Supply of the skilled but demand for the unskilled
Another possible cause of the ‘problem for the UK labour market’ that Hazarika could have mentioned was the encouragement of British children to go to university. In the academic year ending in 2021, of people who were already resident in the UK when they started university, 359,115 graduated from an undergraduate degree course. The Government report linked, is only concerned about their ethnicity rather than how many are now gainfully employed. But according to the ONS, there were only 733,067 eighteen year olds resident in the UK in 2019[1] and thus eligible to be counted in the 359,115 graduates. That means that approximately 49% of UK school leavers went to university and graduated. I say approximately as some of the graduates will have been studying longer degrees, and some possibly shorter degrees, but we are in the right ballpark.

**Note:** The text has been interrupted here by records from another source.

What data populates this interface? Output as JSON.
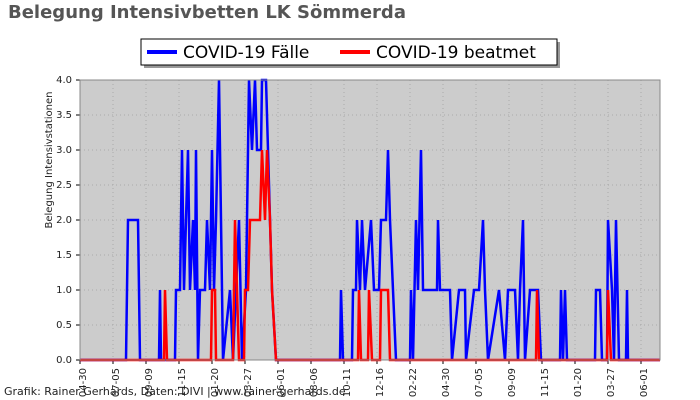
{
  "chart_data": {
    "type": "line",
    "title": "Belegung Intensivbetten LK Sömmerda",
    "y_label": "Belegung Intensivstationen",
    "credit": "Grafik: Rainer Gerhards, Daten: DIVI | www.rainer-gerhards.de",
    "xlim": [
      0,
      1160
    ],
    "xticks": [
      {
        "value": 0,
        "label": "04-30"
      },
      {
        "value": 66,
        "label": "07-05"
      },
      {
        "value": 132,
        "label": "09-09"
      },
      {
        "value": 198,
        "label": "11-15"
      },
      {
        "value": 264,
        "label": "01-20"
      },
      {
        "value": 330,
        "label": "03-27"
      },
      {
        "value": 396,
        "label": "06-01"
      },
      {
        "value": 462,
        "label": "08-06"
      },
      {
        "value": 528,
        "label": "10-11"
      },
      {
        "value": 594,
        "label": "12-16"
      },
      {
        "value": 660,
        "label": "02-22"
      },
      {
        "value": 726,
        "label": "04-30"
      },
      {
        "value": 792,
        "label": "07-05"
      },
      {
        "value": 858,
        "label": "09-09"
      },
      {
        "value": 924,
        "label": "11-15"
      },
      {
        "value": 990,
        "label": "01-20"
      },
      {
        "value": 1056,
        "label": "03-27"
      },
      {
        "value": 1122,
        "label": "06-01"
      }
    ],
    "ylim": [
      0,
      4
    ],
    "yticks": [
      {
        "value": 0,
        "label": "0.0"
      },
      {
        "value": 0.5,
        "label": "0.5"
      },
      {
        "value": 1,
        "label": "1.0"
      },
      {
        "value": 1.5,
        "label": "1.5"
      },
      {
        "value": 2,
        "label": "2.0"
      },
      {
        "value": 2.5,
        "label": "2.5"
      },
      {
        "value": 3,
        "label": "3.0"
      },
      {
        "value": 3.5,
        "label": "3.5"
      },
      {
        "value": 4,
        "label": "4.0"
      }
    ],
    "grid": true,
    "legend": "top",
    "series": [
      {
        "name": "COVID-19 Fälle",
        "color": "#0000ff",
        "x": [
          0,
          92,
          96,
          116,
          120,
          158,
          160,
          162,
          190,
          192,
          200,
          204,
          208,
          216,
          220,
          226,
          230,
          232,
          236,
          240,
          250,
          254,
          260,
          264,
          268,
          272,
          278,
          282,
          286,
          300,
          306,
          318,
          324,
          332,
          338,
          344,
          350,
          354,
          362,
          364,
          372,
          380,
          384,
          392,
          520,
          522,
          526,
          544,
          546,
          552,
          554,
          560,
          564,
          570,
          582,
          588,
          598,
          602,
          612,
          616,
          620,
          626,
          632,
          660,
          662,
          666,
          672,
          676,
          682,
          686,
          694,
          700,
          714,
          716,
          720,
          740,
          744,
          758,
          770,
          772,
          788,
          798,
          806,
          810,
          816,
          838,
          850,
          856,
          870,
          876,
          880,
          886,
          890,
          900,
          916,
          922,
          960,
          962,
          966,
          970,
          974,
          1030,
          1032,
          1040,
          1044,
          1054,
          1056,
          1064,
          1068,
          1072,
          1078,
          1092,
          1094,
          1096,
          1160
        ],
        "values": [
          0,
          0,
          2,
          2,
          0,
          0,
          1,
          0,
          0,
          1,
          1,
          3,
          1,
          3,
          1,
          2,
          1,
          3,
          0,
          1,
          1,
          2,
          1,
          3,
          1,
          2,
          4,
          2,
          0,
          1,
          0,
          2,
          0,
          1,
          4,
          3,
          4,
          3,
          3,
          4,
          4,
          2,
          1,
          0,
          0,
          1,
          0,
          0,
          1,
          1,
          2,
          1,
          2,
          1,
          2,
          1,
          1,
          2,
          2,
          3,
          2,
          1,
          0,
          0,
          1,
          0,
          2,
          1,
          3,
          1,
          1,
          1,
          1,
          2,
          1,
          1,
          0,
          1,
          1,
          0,
          1,
          1,
          2,
          1,
          0,
          1,
          0,
          1,
          1,
          0,
          1,
          2,
          0,
          1,
          1,
          0,
          0,
          1,
          0,
          1,
          0,
          0,
          1,
          1,
          0,
          0,
          2,
          1,
          0,
          2,
          0,
          0,
          1,
          0,
          0
        ]
      },
      {
        "name": "COVID-19 beatmet",
        "color": "#ff0000",
        "x": [
          0,
          168,
          170,
          174,
          262,
          264,
          270,
          272,
          306,
          310,
          314,
          318,
          328,
          330,
          336,
          340,
          352,
          360,
          364,
          370,
          374,
          380,
          384,
          392,
          556,
          558,
          562,
          576,
          578,
          584,
          600,
          602,
          616,
          620,
          912,
          914,
          918,
          1054,
          1056,
          1062,
          1160
        ],
        "values": [
          0,
          0,
          1,
          0,
          0,
          1,
          1,
          0,
          0,
          2,
          1,
          0,
          0,
          1,
          1,
          2,
          2,
          2,
          3,
          2,
          3,
          2,
          1,
          0,
          0,
          1,
          0,
          0,
          1,
          0,
          0,
          1,
          1,
          0,
          0,
          1,
          0,
          0,
          1,
          0,
          0
        ]
      }
    ]
  }
}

Although encouraging everyone to go to university sounds good in theory, industries such as distribution, hospitality, construction, manufacturing, utilities, agriculture and forestry all employ more nongraduates than graduates. The ONS thinks a quarter of UK graduates are working in low skill or no skill jobs, while Professors Peter Elias and Kate Purcell at University of Warwick believe that in 2017, 49% of recent graduates were working in non-graduate jobs. Thus, we now have graduates with massive university debts to repay, for an education that has made them overqualified for the jobs available, while the jobs they have trained for are oversupplied with immigrants who not only have a similar degree but often come with a few years work experience.
A striking change
The Labour Party’s advisers should have noticed that since Brexit UK workers are suddenly willing to strike for higher pay without fearing that they will be replaced in an instant by cheaper EU workers. But instead, labour party advisers claim that Brexit is a problem for the labour market, not a ticket to higher pay and conditions for labour market participants.
Exactly who does the Labour Party represent these days?
[1] There were about 30,000 fewer seventeen year olds in 2019 so even this number, 733,067, may include foreign students resident in the UK.